While there is discrepancy over the frequency of hate crimes occurring in Putnam County, lawmakers seem to agree that the creation of a Human Rights Commission would breed only positive outcomes.
“This was driven by the people of Putnam County, in particular James Hyer,” explained Legislator Nancy Montgomery, D-Philipstown, during the county’s Jan. 23 Rules Committee meeting. Montgomery is leading the charge to have the commission created.
“I’ve received a lot of emails and phone calls and input from people who are interested in joining the commission,” she said.
Hyer is an administrative law judge at the Westchester Human Rights Commission. He explained that from Sullivan and Dutchess counties, all the way down to Suffolk, Putnam is the only county that doesn’t have a Human Rights Commission.
“They are doing amazing things for their communities, and that’s what we should be doing here,” he told lawmakers last week.
Hyer, who drafted a lengthy proposal for the Legislature to review, said he was inspired to do so while watching the number of hate incidents happening around the state climb. “It’s disgusting,” he said. And “not necessarily true” that these acts aren’t happening in Putnam County.
“In 2018, the New York State Division of Criminal Justice Services reported 525 incidents of hate crimes throughout the State of New York, and in the report it made it very clear that most incidents of hate are not reported,” explained Hyer. “So 525 probably only represents a fraction of what’s happening that we need to respond to.”
In addition, he said the FBI issued a report in 2018 stating that hate crime occurrences were rising rapidly in the Hudson Valley. And in June 2019, the New York Times reported that hate crimes were up 64 percent in this region.
Earlier this month, a cross in East Fishkill was vandalized, and about a week ago, a menorah was desecrated with a white supremacist sticker.
Hyer said these types of hate crimes don’t have just one victim, but attack the whole community. “What we need to do is put something in place to protect all of our citizens, and creating a Human Rights Commission will do just that,” he said.
The commission would focus on education and outreach in all communities across the county, and organize seminars on discrimination and housing, employment, credit and public accommodation said Hyer. It would also arrange panel discussions on addressing hate and intolerance, as well as programs to celebrate diversity.
The commission would bring speakers to schools and community events, create collaborative relationships with houses of worship and governmental agencies, and facilitate resources coming into the county.
He explained that the NYS Division of Human Rights has “a significant budget,” and that the U.S. Equal Employment Opportunity Commission and the U.S. Department of Housing and Urban Development also have resources to tap into.
“Nobody’s ever knocked on their door and said ‘please come to Putnam,’” said Hyer.
He recommends that the commission be comprised of 12 volunteer members, including two people from each town in the county.
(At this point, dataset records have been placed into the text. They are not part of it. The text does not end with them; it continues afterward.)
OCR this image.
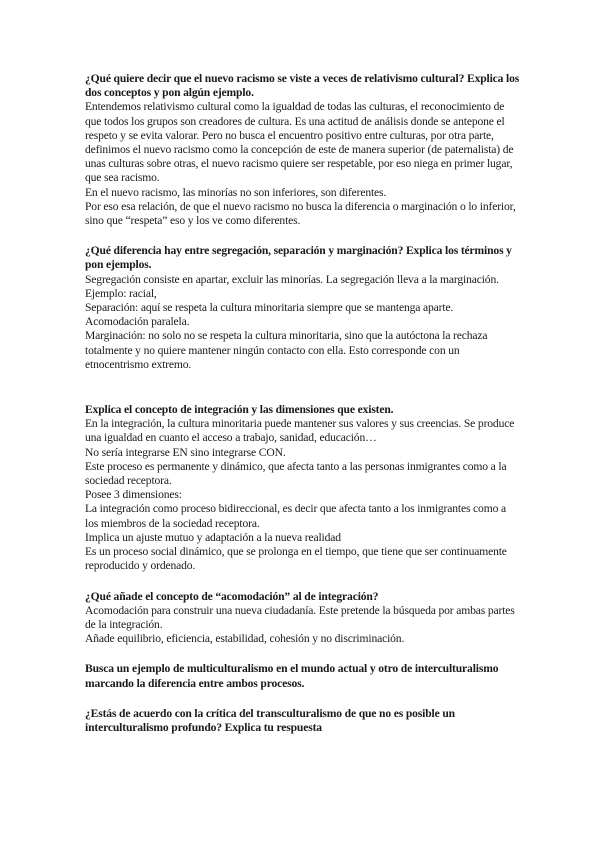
¿Qué quiere decir que el nuevo racismo se viste a veces de relativismo cultural? Explica los dos conceptos y pon algún ejemplo.

Entendemos relativismo cultural como la igualdad de todas las culturas, el reconocimiento de que todos los grupos son creadores de cultura. Es una actitud de análisis donde se antepone el respeto y se evita valorar. Pero no busca el encuentro positivo entre culturas, por otra parte, definimos el nuevo racismo como la concepción de este de manera superior (de paternalista) de unas culturas sobre otras, el nuevo racismo quiere ser respetable, por eso niega en primer lugar, que sea racismo.

En el nuevo racismo, las minorías no son inferiores, son diferentes.

Por eso esa relación, de que el nuevo racismo no busca la diferencia o marginación o lo inferior, sino que “respeta” eso y los ve como diferentes.

¿Qué diferencia hay entre segregación, separación y marginación? Explica los términos y pon ejemplos.

Segregación consiste en apartar, excluir las minorías. La segregación lleva a la marginación.

Ejemplo: racial,

Separación: aquí se respeta la cultura minoritaria siempre que se mantenga aparte.

Acomodación paralela.

Marginación: no solo no se respeta la cultura minoritaria, sino que la autóctona la rechaza totalmente y no quiere mantener ningún contacto con ella. Esto corresponde con un etnocentrismo extremo.

Explica el concepto de integración y las dimensiones que existen.

En la integración, la cultura minoritaria puede mantener sus valores y sus creencias. Se produce una igualdad en cuanto el acceso a trabajo, sanidad, educación…

No sería integrarse EN sino integrarse CON.

Este proceso es permanente y dinámico, que afecta tanto a las personas inmigrantes como a la sociedad receptora.

Posee 3 dimensiones:

La integración como proceso bidireccional, es decir que afecta tanto a los inmigrantes como a los miembros de la sociedad receptora.

Implica un ajuste mutuo y adaptación a la nueva realidad

Es un proceso social dinámico, que se prolonga en el tiempo, que tiene que ser continuamente reproducido y ordenado.

¿Qué añade el concepto de “acomodación” al de integración?

Acomodación para construir una nueva ciudadanía. Este pretende la búsqueda por ambas partes de la integración.

Añade equilibrio, eficiencia, estabilidad, cohesión y no discriminación.

Busca un ejemplo de multiculturalismo en el mundo actual y otro de interculturalismo marcando la diferencia entre ambos procesos.

¿Estás de acuerdo con la crítica del transculturalismo de que no es posible un interculturalismo profundo? Explica tu respuesta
They would be appointed by the county executive and approved by the Legislature.
There would be no budget for the commission, as it would have no staff, and all events could be hosted by community groups such as libraries, synagogues, and other locations. Therefore, there would be no cost to the county or taxpayers.
Legislator Montgomery said a Human Rights Commission would help bring communities across the county together.
“In each little pocket of the county we have organizations that are working on these issues, but what we don’t have is the whole county coming together with representative from each town and the conversation happening on a county level,” she said. “I just think this county needs more and more of an opportunity for public participation and I think this is the way to do it.”
Putnam Valley Library Board of Directors President Terry Raskin said she and her board are in full support of the commission.
“Education is key to preventing discrimination of any kind,” she said. “I can guarantee you, with the Putnam Valley Library, we are very anxious to continue doing programs that promote understating.”
Masha Waldman of Mahopac said acts of intolerance and hate are more prevalent in Putnam County than others may think.
“My big concern is that it’s very easy to live in this bubble and not realize what’s going on if you are white, straight and financially secure,” she said. “We have incidents now and then where there’s a flair up of boys behaving badly at a sports event and we say, ‘Oh, it’s a few bad apples.’ I’m sorry to tell you the truth – it’s pervasive and it’s insidious.”
Legislator Amy Sayegh, R-Mahopac Falls, acknowledged that prejudice and bullying happens everywhere – including Putnam – but said, overall, she thinks the schools and community do a good job at promoting respect and kindness.
“I think our kids are pretty great,” she said of the local school districts.
Legislator Neal Sullivan, R-Mahopac, said the Legislature will work with the law department to craft bylaws and begin the necessary steps to begin creation of the Putnam County Human Rights Commission, which he said will likely take a few months.
Hyer said he’s excited to see the vision come to fruition.
“Every community does things differently and I think the magic will happen when you folks appoint people to this commission and they decide what they need in Carmel, or what they need in Patterson, or Philipstown, and they work together to make these things happen,” he said.